The Last Five Years and Structural Suspense
So far during Spring Into Suspense, we've focused a lot on horror, thrillers, and crime dramas. Naturally, these are not the only genres that benefit from suspense. Even comedies can riff on the uncertainty of what will happen next, though the payoff is very different The stakes in suspense do not even have to be large or linear. Suspense can come from the events that define individual lives: love, loss, success, and failure.
In the intimate two-person musical The Last Five Years, you know how the story ends before it even begins. Cathy sits alone onstage and sings "Still Hurting" about the end of her marriage. Instead of lingering on Cathy's emotional state in the present, the show jumps to the beginning of the relationship as Jamie declares his love for "Shiksa Goddess" Cathy after their first meeting.
Suspense is created immediately as we don't know when the two characters will finally interact in a meaningful way with each other onstage. If she's going backward in time and he's going forward, they're bound to intersect on the same moment. What will it be? The characters can interact onstage, but the songs are all solo until their memories line up at the same time in the same place.

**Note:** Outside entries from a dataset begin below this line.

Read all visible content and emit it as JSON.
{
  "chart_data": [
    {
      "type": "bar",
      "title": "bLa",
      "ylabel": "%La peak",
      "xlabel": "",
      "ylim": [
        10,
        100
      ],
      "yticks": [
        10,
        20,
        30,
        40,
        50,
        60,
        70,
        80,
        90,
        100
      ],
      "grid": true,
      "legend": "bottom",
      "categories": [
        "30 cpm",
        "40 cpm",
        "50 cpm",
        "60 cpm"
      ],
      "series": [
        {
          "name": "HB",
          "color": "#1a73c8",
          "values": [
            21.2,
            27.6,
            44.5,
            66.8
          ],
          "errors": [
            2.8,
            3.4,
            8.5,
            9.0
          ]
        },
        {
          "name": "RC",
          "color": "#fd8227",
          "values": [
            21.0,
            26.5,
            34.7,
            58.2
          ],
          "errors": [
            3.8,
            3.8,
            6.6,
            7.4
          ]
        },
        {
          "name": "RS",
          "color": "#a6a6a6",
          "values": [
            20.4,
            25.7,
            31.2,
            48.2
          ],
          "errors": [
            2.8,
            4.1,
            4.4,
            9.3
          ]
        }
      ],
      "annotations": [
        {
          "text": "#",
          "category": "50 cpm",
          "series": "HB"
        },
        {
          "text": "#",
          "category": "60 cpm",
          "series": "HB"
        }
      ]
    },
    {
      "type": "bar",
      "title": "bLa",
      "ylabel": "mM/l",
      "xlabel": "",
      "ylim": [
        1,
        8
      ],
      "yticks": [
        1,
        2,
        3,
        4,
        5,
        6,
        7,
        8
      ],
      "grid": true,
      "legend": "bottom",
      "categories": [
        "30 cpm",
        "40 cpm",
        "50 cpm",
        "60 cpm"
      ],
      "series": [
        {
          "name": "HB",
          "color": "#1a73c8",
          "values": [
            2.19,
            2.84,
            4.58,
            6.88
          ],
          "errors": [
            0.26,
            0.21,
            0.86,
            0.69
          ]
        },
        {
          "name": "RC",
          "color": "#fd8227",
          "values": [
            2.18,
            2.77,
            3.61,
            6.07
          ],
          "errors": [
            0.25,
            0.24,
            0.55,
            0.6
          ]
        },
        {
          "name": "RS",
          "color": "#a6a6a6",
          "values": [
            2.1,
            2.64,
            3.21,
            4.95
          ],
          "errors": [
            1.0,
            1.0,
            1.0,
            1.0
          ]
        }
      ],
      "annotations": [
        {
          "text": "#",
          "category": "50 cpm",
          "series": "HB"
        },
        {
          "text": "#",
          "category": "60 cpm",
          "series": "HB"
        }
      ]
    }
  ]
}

The draw of The Last Five Years has always been the stunning music. Writer/composer Jason Robert Brown crafted a series of 13 songs that create evocative and relatable images. You might never have done summer stock theater in Ohio, but you've probably had a disappointing job before. You may have never landed a book deal, but you've probably had good news after falling in love. Brown creates a strong sense of believability through the score that turns the semi-autobiographical tale into something far more universal.
The Last Five Years is not a perfect show. It is incredibly difficult to stage. The focus on the individual characters in their individual moments at the expense of interaction demands two phenomenal actors and a keen eye for stagecraft to pull off. The two leads are terribly flawed characters, making it harder and harder to root for a happy ending whether it's in the past or the present. It's also a slight show, an experiment in form over function. The most beautiful music in the world cannot cover for a light narrative. Just ask the cast, crew, creative team, and producers of The Grass Harp on Broadway about that.
And yet, if you allow yourself to be swayed by the unusual conceit for suspense, seeing The Last Five Years live and in person can be a thrilling experience. There is something beautiful and mesmerizing about this score performed by just the right cast. The honesty of the emotions can cover for a whole lot of flaws with something this beautiful.
The show will never appeal to everyone and critics will never be kind to it. The Off-Broadway revival happening right now confirms it. I fear for the inevitable critical drubbing of the feature film adaptation starring Anna Kendrick and Jeremy Jordan because the screenplay calls for all of the songs to be sung just as they are onstage: alone and isolated from the relationship even if the other person is in the scene. It's the greatest strength and the greatest flaw of a show that hinges on not knowing when the two characters will finally meet in song.